A U.S. Senate investigative report found that the inherent
conflicts of interest from the issuer-pay model likely
contributed to the slowness of the rating agencies in
downgrading the securities.
The question of how to tackle potential conflicts by raters
remains one of the largest issues still looming over the SEC
since the crisis.
The SEC's report on Tuesday said that having a board assign
ratings "could mitigate the issuer-pay conflict" and also help
open the doors for more competition in the industry.
At the same time, however, the SEC warned that such a system
may not address the practice of "ratings shopping" because
companies would still be allowed to hire credit-rating firms to
supplement the initial assigned rating.
The SEC's report suggests other options for handling
conflicts, such as enhancing rules on the books designed to make
sure that credit raters who are not hired by a company to
determine a rating can still get the same information to do
their own review.
The idea behind the rule was to make it difficult for
companies to exert influence over the rating agencies they hire
"because any inappropriate rating could be exposed to the market
through the unsolicited ratings" of competitors, the SEC said.
But the SEC noted that while the industry is already
well-versed in the rule and has established systems for
information sharing, most credit raters are not using it to
produce unsolicited ratings.
Although the agency has previously instituted some rules to
help prevent conflicts, critics say those are not enough and
that the issuer-pay model cannot be properly managed without an
overhaul of the system.
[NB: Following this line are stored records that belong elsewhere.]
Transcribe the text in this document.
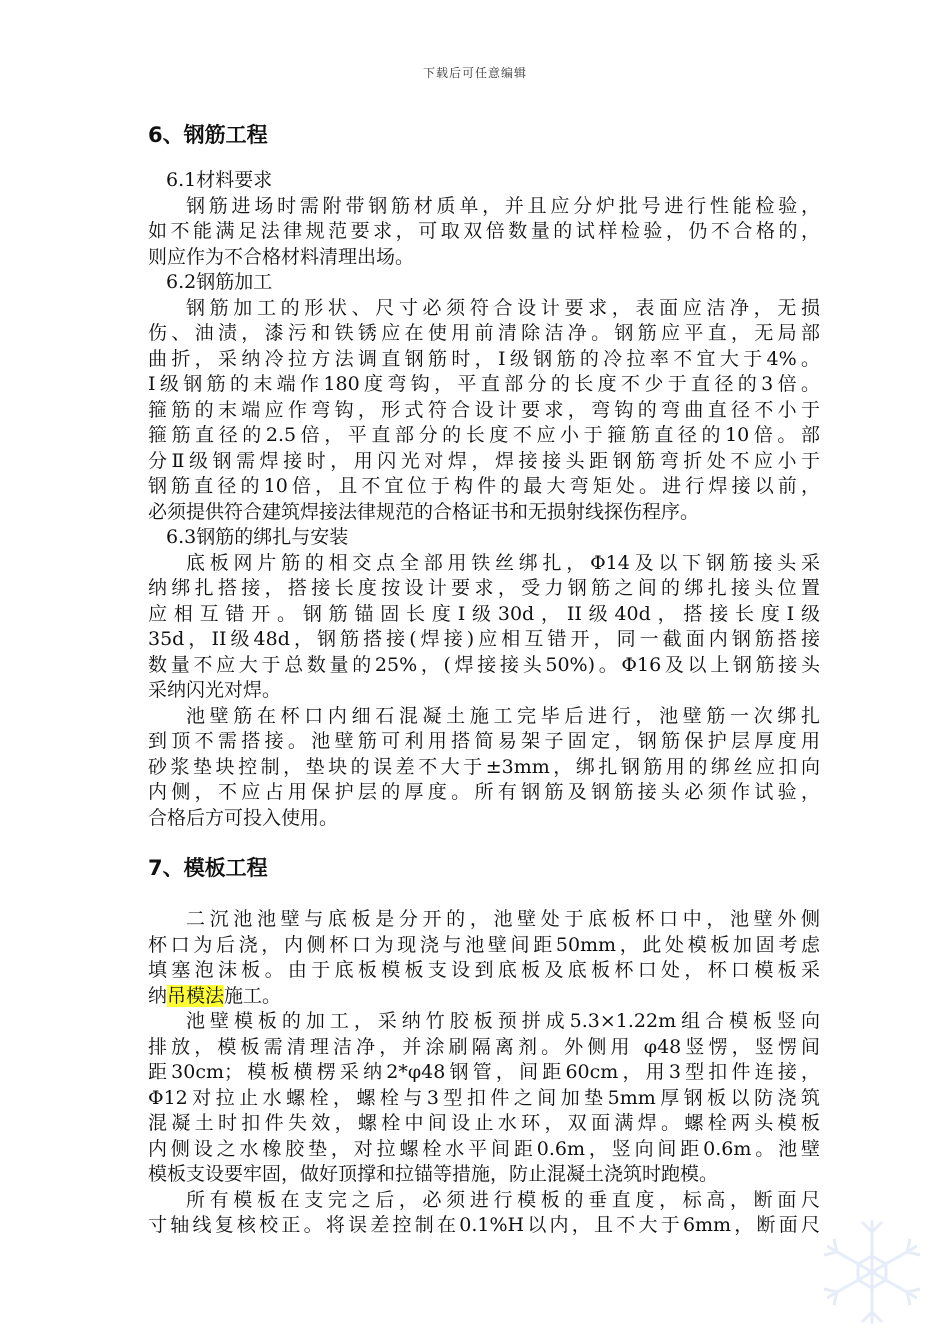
下载后可任意编辑
6、钢筋工程

6.1材料要求

钢筋进场时需附带钢筋材质单，并且应分炉批号进行性能检验，
如不能满足法律规范要求，可取双倍数量的试样检验，仍不合格的，
则应作为不合格材料清理出场。

6.2钢筋加工

钢筋加工的形状、尺寸必须符合设计要求，表面应洁净，无损
伤、油渍，漆污和铁锈应在使用前清除洁净。钢筋应平直，无局部
曲折，采纳冷拉方法调直钢筋时，Ⅰ级钢筋的冷拉率不宜大于4%。
Ⅰ级钢筋的末端作180度弯钩，平直部分的长度不少于直径的3倍。
箍筋的末端应作弯钩，形式符合设计要求，弯钩的弯曲直径不小于
箍筋直径的2.5倍，平直部分的长度不应小于箍筋直径的10倍。部
分Ⅱ级钢需焊接时，用闪光对焊，焊接接头距钢筋弯折处不应小于
钢筋直径的10倍，且不宜位于构件的最大弯矩处。进行焊接以前，
必须提供符合建筑焊接法律规范的合格证书和无损射线探伤程序。

6.3钢筋的绑扎与安装

底板网片筋的相交点全部用铁丝绑扎，Φ14及以下钢筋接头采
纳绑扎搭接，搭接长度按设计要求，受力钢筋之间的绑扎接头位置
应相互错开。钢筋锚固长度Ⅰ级30d，II级40d，搭接长度Ⅰ级
35d，II级48d，钢筋搭接(焊接)应相互错开，同一截面内钢筋搭接
数量不应大于总数量的25%，(焊接接头50%)。Φ16及以上钢筋接头
采纳闪光对焊。

池壁筋在杯口内细石混凝土施工完毕后进行，池壁筋一次绑扎
到顶不需搭接。池壁筋可利用搭简易架子固定，钢筋保护层厚度用
砂浆垫块控制，垫块的误差不大于±3mm，绑扎钢筋用的绑丝应扣向
内侧，不应占用保护层的厚度。所有钢筋及钢筋接头必须作试验，
合格后方可投入使用。

7、模板工程

二沉池池壁与底板是分开的，池壁处于底板杯口中，池壁外侧
杯口为后浇，内侧杯口为现浇与池壁间距50mm，此处模板加固考虑
填塞泡沫板。由于底板模板支设到底板及底板杯口处，杯口模板采
纳吊模法施工。

池壁模板的加工，采纳竹胶板预拼成5.3×1.22m组合模板竖向
排放，模板需清理洁净，并涂刷隔离剂。外侧用 φ48竖愣，竖愣间
距30cm；模板横楞采纳2*φ48钢管，间距60cm，用3型扣件连接，
Φ12对拉止水螺栓，螺栓与3型扣件之间加垫5mm厚钢板以防浇筑
混凝土时扣件失效，螺栓中间设止水环，双面满焊。螺栓两头模板
内侧设之水橡胶垫，对拉螺栓水平间距0.6m，竖向间距0.6m。池壁
模板支设要牢固，做好顶撑和拉锚等措施，防止混凝土浇筑时跑模。

所有模板在支完之后，必须进行模板的垂直度，标高，断面尺
寸轴线复核校正。将误差控制在0.1%H以内，且不大于6mm，断面尺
The largest raters, by contrast, say
such conflicts can be properly managed with the right rule set.
Last month, SEC examiners said they continued to find
numerous compliance issues at large and small firms alike,
including one instance in which a larger rater may have let
"market share and business considerations" lead the company to
change its rating methods for asset-backed securities without
disclosing the change to the public.
Spokesmen for S&P and Moody's had no immediate comment on
the SEC's report.
A spokesman for Fitch could not be immediately reached.
Franken said in a statement: "I'm pleased that the SEC
confirmed what I've always believed - that dangerous conflicts
of interest continue to put investors at risk - and I'm going to
work with the SEC to implement a solution to this problem."